In the third installment of my series on basic vibe-coding workflows (see Debugging and Smoke Tests), I tackle the subject of “refactoring” and “linting.” Both of these can be thought of as forms of code hygine, they keep your code looking neat and tidy, but they are functional as well—especially for AI coding.
Refactoring
One of the reasons Claude Code has become so successful as a coding agent isn’t that its code is that much smarter than the competitors, but because the developers understand the importance of “context” when working with LLMs. AI agents are easily overwhelmed by too much information and start hallucinating. There are two things Claude Code has done to fix this. One is to increase the amount of context that the agents can handle. Now Claude can handle thousands of lines of code fairly well. The other is to find ways to limit the context. They do this by forcing the conversation to “compact” on a regular basis, summarizing the previous conversation and archiving it. This helps keep the agent on track.
Refactoring is something developers can do in order to help keep LLMs focused. Refactoring involves a number of different tasks, some of the most common are: creating shared subroutines to replace duplicated code, cleaning up complex logical statements to make it clearer when code gets invoked, and simplifying complex functions and classes by breaking them up into smaller ones with a well-defined purpose. This is generally good practice for any developer, but for LLMs in particular, it can help ensure that the AI stays on target.
The simplistic thing you can do is ask the AI to come up with a plan to break up long files, with thousands of lines of code, into shorter documents that are linked together. In my case I told Claude I didn’t want any code with over 800 lines. In some cases this meant breaking up a single document into five or more smaller files.

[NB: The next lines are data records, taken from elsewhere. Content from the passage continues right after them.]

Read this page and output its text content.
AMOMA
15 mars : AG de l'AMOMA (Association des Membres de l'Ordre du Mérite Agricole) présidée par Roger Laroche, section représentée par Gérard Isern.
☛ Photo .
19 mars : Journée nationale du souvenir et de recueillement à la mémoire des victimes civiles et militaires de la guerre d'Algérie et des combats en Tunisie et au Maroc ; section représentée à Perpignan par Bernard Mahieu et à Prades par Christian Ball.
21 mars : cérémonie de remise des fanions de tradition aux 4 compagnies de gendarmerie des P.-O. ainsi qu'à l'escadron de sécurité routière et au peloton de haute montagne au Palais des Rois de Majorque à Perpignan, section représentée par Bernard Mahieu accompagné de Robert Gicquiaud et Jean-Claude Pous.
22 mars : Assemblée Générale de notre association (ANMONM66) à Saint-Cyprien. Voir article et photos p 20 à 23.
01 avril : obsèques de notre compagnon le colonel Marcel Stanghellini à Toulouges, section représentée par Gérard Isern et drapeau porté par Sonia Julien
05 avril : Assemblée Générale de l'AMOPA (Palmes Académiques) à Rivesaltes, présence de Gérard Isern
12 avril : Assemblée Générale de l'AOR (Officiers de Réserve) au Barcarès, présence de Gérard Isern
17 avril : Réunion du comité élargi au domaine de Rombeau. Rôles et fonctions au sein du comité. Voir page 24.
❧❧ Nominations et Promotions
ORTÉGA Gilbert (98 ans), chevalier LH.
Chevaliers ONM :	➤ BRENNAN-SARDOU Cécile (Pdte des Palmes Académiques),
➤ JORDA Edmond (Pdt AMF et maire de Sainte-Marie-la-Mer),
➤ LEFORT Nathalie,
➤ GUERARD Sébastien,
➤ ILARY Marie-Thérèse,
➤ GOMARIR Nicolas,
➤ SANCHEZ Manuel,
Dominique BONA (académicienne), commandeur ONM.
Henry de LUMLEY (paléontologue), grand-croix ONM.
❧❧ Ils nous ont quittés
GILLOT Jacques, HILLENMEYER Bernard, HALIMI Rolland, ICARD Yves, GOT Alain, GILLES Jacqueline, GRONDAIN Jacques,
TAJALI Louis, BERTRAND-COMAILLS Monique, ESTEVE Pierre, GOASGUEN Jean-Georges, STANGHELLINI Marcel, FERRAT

At the same time, you don’t want to do too much. Each time the AI starts moving things around, there is a chance that something will break. So I told Claude to focus on those changes that could give us the biggest bang for the buck, and not worry about smaller, more complex, files that might not benefit very much from optimization. I also had it backup and check the code every step of the way. (I had tried doing it in a more radical way earlier, and wasted about three days of coding because it broke everything. I ended up trashing that branch and starting over again.)
Linting
Linting is the process of using an automated tool, known as a linter, to analyze source code for potential errors, bugs, stylistic inconsistencies, and suspicious constructs. These are pretty reliable and fast, and you can easily run a linter on your code every time you write new code or change existing code. It helps catch errors and helps prevent new ones. I use two. I use SwiftLint for the macOS code, and I use Biome for the Javascript code.